The support of XML in programming languages has constantly improved over the last decade. Today, developers can grab very efficient tools from their tool box that substantially simplify XML handling. Not surprisingly, the Python programming language has some very powerful tools available that often even beat their main contenders from the Java world in terms of performance, and easily in terms of usability.
The objective of this course if to get an understanding of important XML technologies, and to learn how to use the available tools by example.
The course targets medium level to experienced Python programmers who want to generate and/or process XML (and, to some extend, HTML) content efficiently. A basic understanding of XML is helpful but not required.
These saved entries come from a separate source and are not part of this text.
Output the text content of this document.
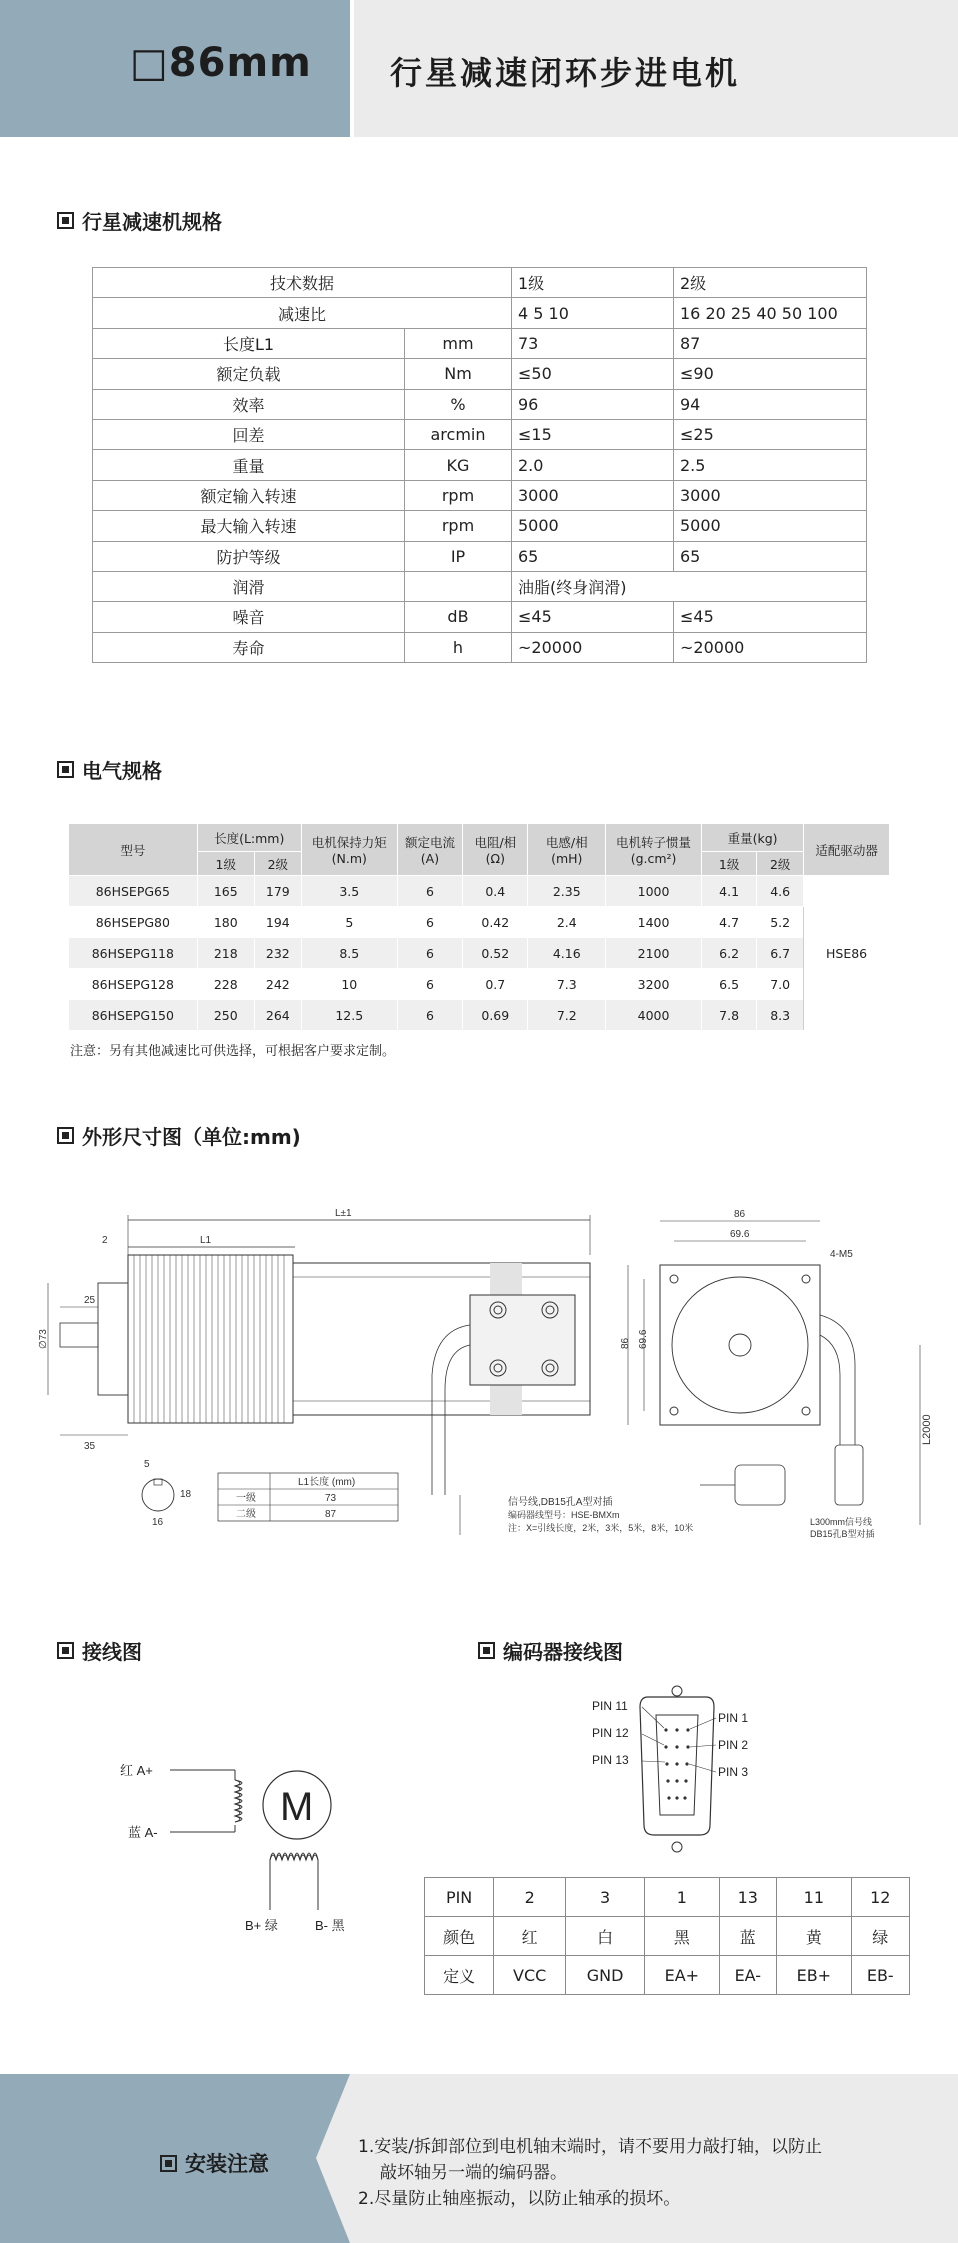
□86mm 行星减速闭环步进电机
行星减速机规格
技术数据		1级	2级
减速比		4 5 10	16 20 25 40 50 100
长度L1	mm	73	87
额定负载	Nm	≤50	≤90
效率	%	96	94
回差	arcmin	≤15	≤25
重量	KG	2.0	2.5
额定输入转速	rpm	3000	3000
最大输入转速	rpm	5000	5000
防护等级	IP	65	65
润滑		油脂(终身润滑)	
噪音	dB	≤45	≤45
寿命	h	~20000	~20000
电气规格
型号	长度(L:mm)		电机保持力矩(N.m)	额定电流(A)	电阻/相(Ω)	电感/相(mH)	电机转子惯量(g.cm²)	重量(kg)		适配驱动器
	1级	2级						1级	2级	
86HSEPG65	165	179	3.5	6	0.4	2.35	1000	4.1	4.6	HSE86
86HSEPG80	180	194	5	6	0.42	2.4	1400	4.7	5.2	
86HSEPG118	218	232	8.5	6	0.52	4.16	2100	6.2	6.7	
86HSEPG128	228	242	10	6	0.7	7.3	3200	6.5	7.0	
86HSEPG150	250	264	12.5	6	0.69	7.2	4000	7.8	8.3	
注意：另有其他减速比可供选择，可根据客户要求定制。
外形尺寸图（单位:mm)
L±1
L1
2
∅73
25
35
5
18
16
L1长度 (mm)
一级	73
二级	87
信号线,DB15孔A型对插
编码器线型号：HSE-BMXm
注：X=引线长度，2米，3米，5米，8米，10米
86
69.6
4-M5
86 69.6
L2000
L300mm信号线
DB15孔B型对插
接线图
红 A+
蓝 A-
M
B+ 绿	B- 黑
编码器接线图
PIN 11
PIN 12
PIN 13
PIN 1
PIN 2
PIN 3
PIN	2	3	1	13	11	12
颜色	红	白	黑	蓝	黄	绿
定义	VCC	GND	EA+	EA-	EB+	EB-
安装注意
1.安装/拆卸部位到电机轴末端时，请不要用力敲打轴，以防止
敲坏轴另一端的编码器。
2.尽量防止轴座振动，以防止轴承的损坏。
Initially, the course will build up a common understanding of XML (specifically the XML Infoset) and some of its applications. The main theme then deals with efficient processing of XML (and a bit of HTML) in Python.
The presented tool set includes the ElementTree library that comes with Python since version 2.5, and the freely available lxml library that combines a compatible Python API with a large set of additional XML features.
INTRODUCTION TO XML
XML and the XML Infoset
Dealing with XML formats
FAST XML PROCESSING
Parsing and serializing XML files
Extracting information from XML documents (tree navigation, XPath, CSS selectors)
Processing and transforming XML documents in main memory
Generating XML documents
Stream processing of large XML files that do not fit into main memory
Creating proprietary XML formats
Validating XML formats with schema languages (e.g. RelaxNG, Schematron)
Binding XML documents to Python objects (lxml.objectify)
Creating application specific XML APIs with lxml
Introduction to stylesheet transformations (XSLT processing)
Note that the advanced topics are subject to time constraints. A choice will be made based on the interest of the participants.